Karargâhlardan alınan yemek tarifi soslu ültimatomlar, Ahmet Kaya’ya edilen hakaretler, başörtülü kadınlara saydırılan küfürler Altaylı’nın kirli geçmişinden birkaç örnek.
Gezi olaylarını hatırlayın. Diğer kanallarla birlikte Başbakanı kızdırmamak için nasıl bir yayın politikası izlediğini unutmayın.
Başbakanı konuk edip kendi ailesine bile illallah dedirtecek sorularla nasıl eğilip büküldüğünü hatırlayın.
Peki sadece Habertürk ve Fatih Altaylı mı?
Hayır tabii ki. Diğerlerinin de çok farklı olmadığı ortada.
Abdülkadir Selvi ve “Dört bir taraf” programı arasındaki “çarpık ilişkiye” bakıldığında Doğan grubunun da sistemin dışında kalma çabalarına rağmen kolunu kaptırmaktan kurtulamadığını görüyoruz.
Programın ismi “Dört bir taraf” ama durup dururken bir de Başbakan’ın sesinin beşinci kişi olarak o programa eklenmesi size de biraz garip gelmiyor mu?
Başbakan’ın emrinde o kadar gazete ve tv kanalı varken neden illa CNN Türk’teki “Dört bir taraf” programı?
4 kişilik yere ittire ittire 5 kişi oturmaya çalışmak, her program bir tanesinin kadro dışı kalması Selvi’nin eşine az rastlanır tespitlerinden ya da saptamalarından mı kaynaklanıyor?
Belki de Nagehan Alçı’nın yeteri kadar etkili olamadığını düşüyorlardır bilemiyorum ama öyle ya da böyle Selvi’nin Başbakan’ı rahatsız edebilecek isimlerin yanına montajlanmasına izin verilmesi benim kafamı karıştırıyor.
Ana akım medyada buna benzer örnekler çoğalabilir.
Fakat biz bu rezaletlere sadece gülüp geçtiğimiz sürece pek bir şey değişmeyecek.
Zamansız ve gereksiz empatiler kurmayı bırakmadıkça basın da, biz de sadece onların istediği kadar özgür olabileceğiz.

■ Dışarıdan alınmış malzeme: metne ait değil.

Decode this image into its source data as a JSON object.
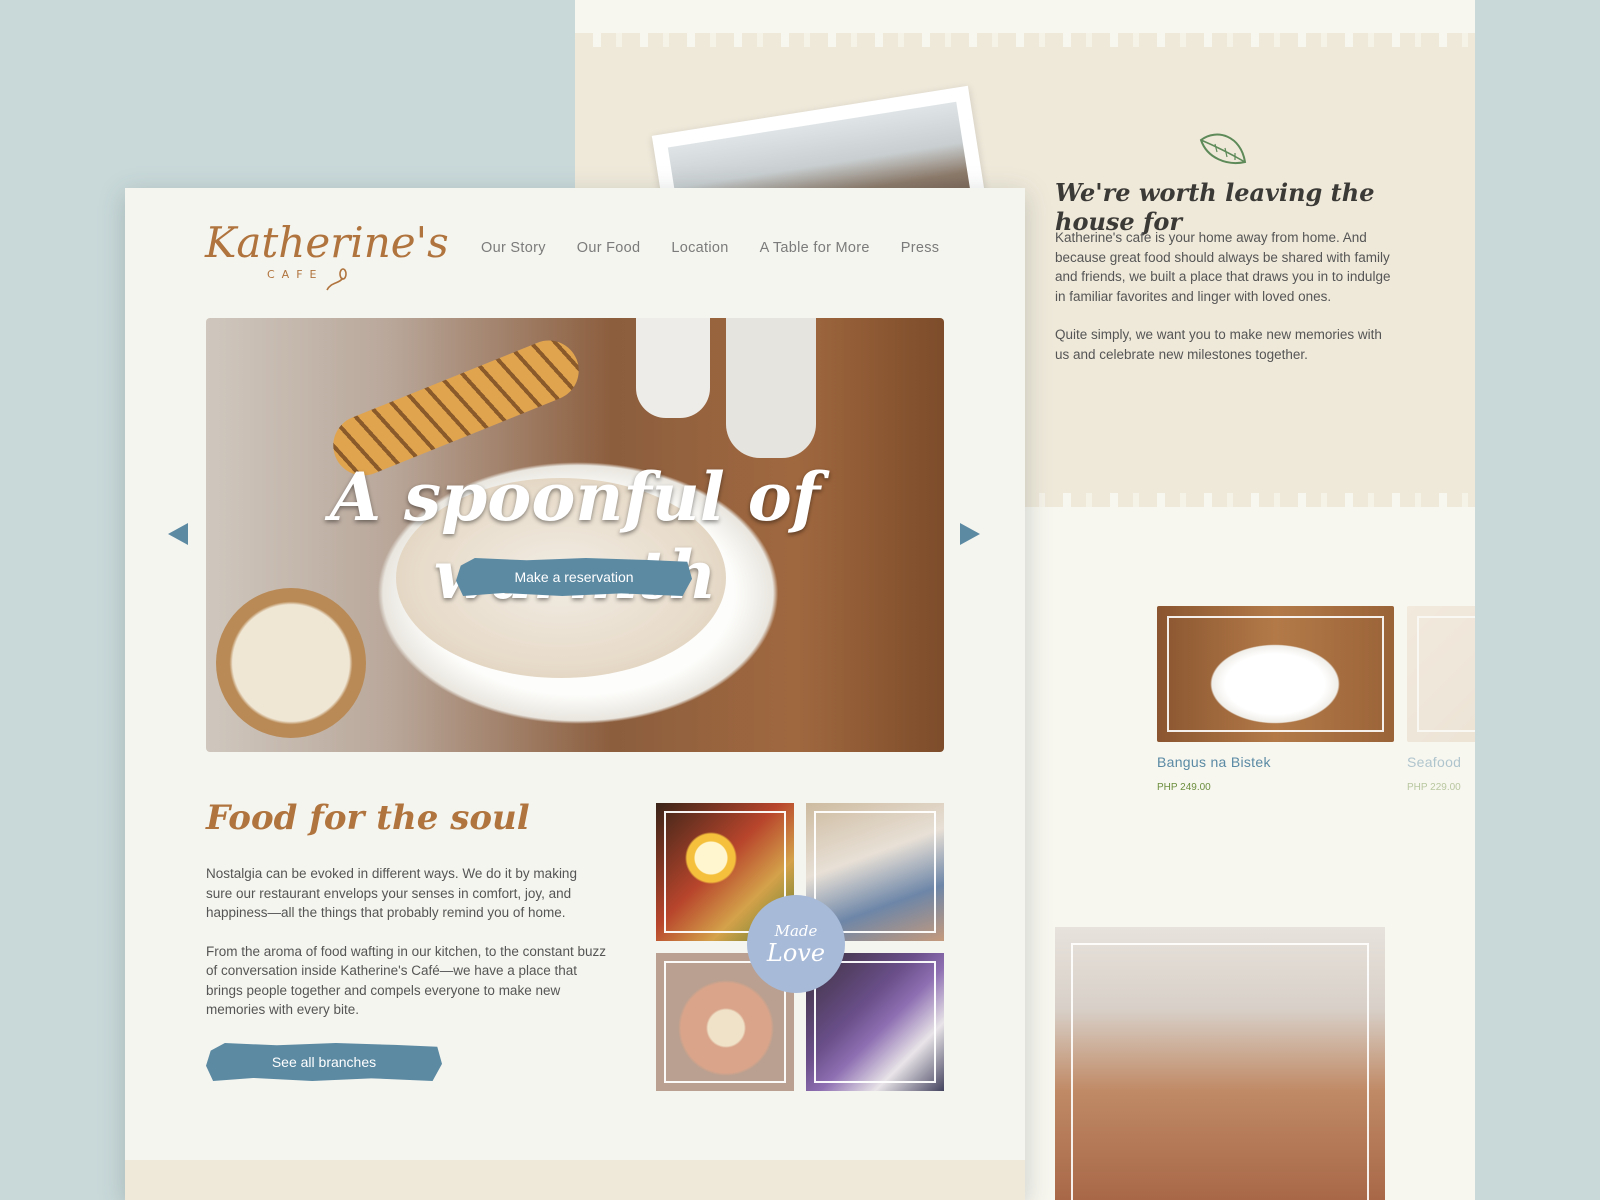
{
  "back": {
    "worth_title": "We're worth leaving the house for",
    "paragraphs": [
      "Katherine's cafe is your home away from home. And because great food should always be shared with family and friends, we built a place that draws you in to indulge in familiar favorites and linger with loved ones.",
      "Quite simply, we want you to make new memories with us and celebrate new milestones together."
    ],
    "foods": [
      {
        "name": "",
        "price": ""
      },
      {
        "name": "Bangus na Bistek",
        "price": "PHP 249.00"
      },
      {
        "name": "Seafood",
        "price": "PHP 229.00"
      }
    ]
  },
  "front": {
    "logo": {
      "script": "Katherine's",
      "sub": "CAFE"
    },
    "nav": [
      "Our Story",
      "Our Food",
      "Location",
      "A Table for More",
      "Press"
    ],
    "hero": {
      "title": "A spoonful of warmth",
      "cta": "Make a reservation"
    },
    "soul": {
      "title": "Food for the soul",
      "paragraphs": [
        "Nostalgia can be evoked in different ways. We do it by making sure our restaurant envelops your senses in comfort, joy, and happiness—all the things that probably remind you of home.",
        "From the aroma of food wafting in our kitchen, to the constant buzz of conversation inside Katherine's Café—we have a place that brings people together and compels everyone to make new memories with every bite."
      ],
      "cta": "See all branches"
    },
    "badge": {
      "line1": "Made",
      "line2": "Love"
    }
  },
  "colors": {
    "accent": "#5c8aa3",
    "brand": "#b0743e",
    "background": "#c9d9da",
    "price": "#6d8f3f"
  },
  "icons": {
    "leaf": "leaf-icon",
    "prev": "prev-arrow-icon",
    "next": "next-arrow-icon",
    "spoon": "spoon-icon"
  }
}
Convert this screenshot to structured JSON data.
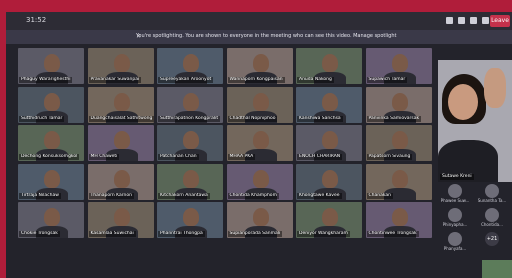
{
  "toolbar": {
    "time": "31:52",
    "leave_label": "Leave"
  },
  "banner": {
    "text": "You're spotlighting. You are shown to everyone in the meeting who can see this video. Manage spotlight"
  },
  "participants": [
    {
      "name": "Phaguy Wararighesthi"
    },
    {
      "name": "Pravanakar Suwanpai"
    },
    {
      "name": "Supreeyakan Aroonyot"
    },
    {
      "name": "Wannaporn Kongpaisan"
    },
    {
      "name": "Anuda Nakong"
    },
    {
      "name": "Supawich Tamar"
    },
    {
      "name": "Sutthidruch Tamar"
    },
    {
      "name": "Duangchaisalat Sathitwong"
    },
    {
      "name": "Sutthirapatnon Kongpralit"
    },
    {
      "name": "Chadthal Nopniphoo"
    },
    {
      "name": "Kanshiwa Sanchsa"
    },
    {
      "name": "Panvinka Samiovarsak"
    },
    {
      "name": "Dechong Konsuksomgkol"
    },
    {
      "name": "MH Chaweti"
    },
    {
      "name": "Patchanan Chan"
    },
    {
      "name": "MHAA PKA"
    },
    {
      "name": "ENOCH CHARIRAN"
    },
    {
      "name": "Papatsorn Sivaung"
    },
    {
      "name": "Tirtraja Nilachaw"
    },
    {
      "name": "Thanaporn Karnon"
    },
    {
      "name": "Kitchakorn Anantawa"
    },
    {
      "name": "Chontida Khamphom"
    },
    {
      "name": "Khongtawe Kavee"
    },
    {
      "name": "Chanakan"
    },
    {
      "name": "Chokie Trongsak"
    },
    {
      "name": "Kasamlaa Suwichai"
    },
    {
      "name": "Phanntrai Thongpa"
    },
    {
      "name": "Supianporada Sanmali"
    },
    {
      "name": "Deniyor Wangkharam"
    },
    {
      "name": "Chontinwee Trongsak"
    }
  ],
  "spotlight": {
    "name": "Sutawe Kreni"
  },
  "side_participants": [
    {
      "name": "Phawee Suw..."
    },
    {
      "name": "Sunantha Ta..."
    },
    {
      "name": "Phinyapha..."
    },
    {
      "name": "Chontida..."
    },
    {
      "name": "Phanyafa..."
    },
    {
      "name": "+21"
    }
  ],
  "colors": {
    "accent": "#c4314b",
    "frame": "#b01d3a",
    "background": "#23232b"
  }
}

Muhalif siyasetçiler hiçbir şey olmamış gibi Habertürk’e demeç vermeye, programlara katılmaya, sıradan insanlar ise “sadece onlar mı yapıyor sanki” diye yaşananları normalleştirmeye devam ettikçe ve siyasetçisiyle, gazetecisiyle, akademisyeniyle, sokaktaki vatandaşıyla bu toplum yaptıklarının bir bedeli olacağını bu ahlaksızlara göstermedikçe hiçbir şey değişmeyecek.
İsimler değişecek ama ahlaksızlık devam edecek.
Zaten “alo Fatih’lerin” ve onların yolundan korkmadan ilerleyenlerin en büyük güvencesi de bu unutkanlığımız ve umursamazlığımız, öyle değil mi?